Saturday, November 24, 2007

Why Only Two Parties?

A lot of people talk about our 'two party system' in the United States without really understanding exactly what it is, what it means, or that it wasn't always that way. What has become the modern 'two party system' grew up primarily by chance and happenstance, and then became institutionalized by those very two parties in order to protect their own control of the political process. Law requires Federal Election Committee members to be an equal number of Republicans and Democrats, thus mandating that only Republicans and Democrats can serve on the FEC at all. In the name of giving neither party an advantage over the other, both parties are given a collective advantage over all other potential challengers to their position in American politics. Public fascination with Ross Perot and Democratic ire at Ralph Nader aside, both of our political parties have become ingrained into the system and the system has been redesigned around them.

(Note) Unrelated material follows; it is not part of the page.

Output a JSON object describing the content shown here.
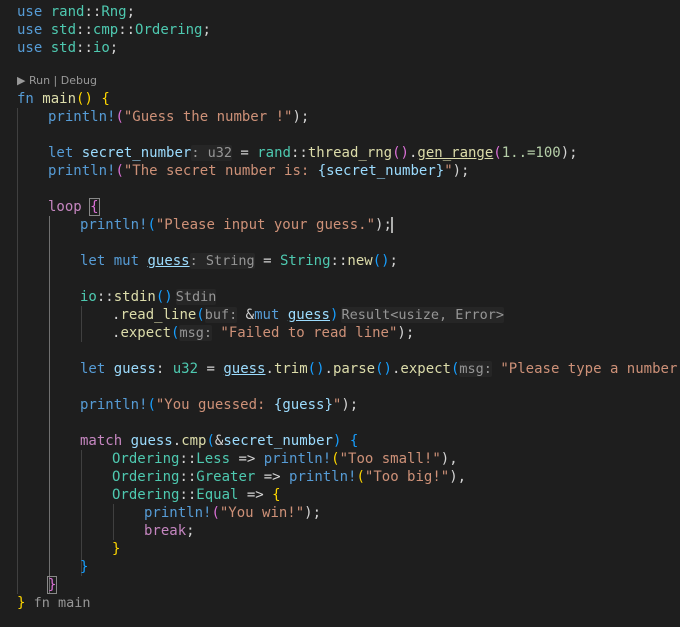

During the post-WWII period dating from 1945 to the nomination of Barry Goldwater by the Republicans in 1964, the country possessed a 'center-left party' in the Democrats and a 'center-right party' in the Republicans. The bogeyman in the closet, Cold War Communism, made it imprudent for liberals to swing too far to the left, while the improvements that the New Deal had brought to many Americans' lives made a swing far to the right by conservatives equally imprudent. Even the 'right wing' candidacy of Robert A. Taft, which Eisenhower sought the Republican nomination to block, was centrist by the standards of today's conservatives. Yet the mainstream of the Republican party saw a Taft nomination as a disaster. Today, the 'mainstream' of the Republican party is so far to the right that Taft would poll in the single digits in a presidential primary. Eisenhower would be a liberal in today's political world, and to get on the ballot anywhere he'd have to run as a Democrat.

There was very little choice, because there were only two parties with a genuine chance of winning. The States' Rights Democratic Party was unable to even tilt the national election against Truman in 1948 and entirely dissolved in the wake of Truman's victory. The South voted for Adlai Stevenson, Truman's hand picked successor, twice in his two unsuccessful bids for the Presidency. There were no significant third party challenges and the Eisenhower administration ended up incorporating many of the Stevenson campaign's ideas. The historical difference if Stevenson had won instead of Eisenhower appears negligible. The same can be said of the famous 1960 race between Nixon and Kennedy.

Third parties did appear again, in the form of the American Independent Party candidacy of Alabama Governor George Wallace in 1968. Their platform, opposing the Civil Rights Act of 1964 and government run welfare programs, bears strong resemblance to the Republican Party of today. The AIP still exists, but hasn't had a nationally recognizable candidate since Wallace. Parties like the Peace and Freedom Party and the Libertarian Party have had even less success.

The chinks in the armor of the two party system apparently shown by H. Ross Perot in 1992 soon disappeared. Perot made quite a splash in the '92 election, and in its wake and preparatory to the 1996 election he established the Reform Party. Initially planning not to run again, he ended up running against his own party's candidate in 1996 and essentially wrecking his own nascent political organization to little result.

Ralph Nader's Green Party candidacy was accused of turning the 2000 election in favor of George W. Bush. He polled two million votes with national media attention given his run. While most people failed to notice, Nader had been the Green Party candidate for President in 1996 as well. The main difference was the media ballyhoo connected to his run in 2000. Lacking the recognizable Nader or similar ballyhoo, the Green Part polled less than 120,000 votes in 2004.

There are two reasons for the current two party system in the United States. The first is the aforementioned institutionalization of the Democratic and Republican parties, which is the result of a long and awkward period of evolution. This will be covered in my next entry. The second is the media and how it covers elections. Third party candidates given equal media treatment (Wallace, Perot, Nader in 2000) with the major parties attract a surprising number of votes from those who share their views, even when those views are fringe views. They can even affect the election, taking votes from one party or the other. However, when the media ignores them, the voters ignore them as well.

Is the current system what best serves the United States voter? Probably not. Today we have a right wing party and a center-right party posing as a liberal party. The Republicans have become the party of evangelical Christians afraid of the complexities of the modern world and unwilling to bow to the realities of science and social change. They are not conservative, they are reactionary. The Democrats cling to the programs and doctrines of the past in a manner that can only be defined as 'conservative.' Unfortunately, the institutionalization of the parties into our election system means that they are unlikely to be replaced in the near future.

Perhaps someone should sue, challenging the law dictating who can sit on the FEC?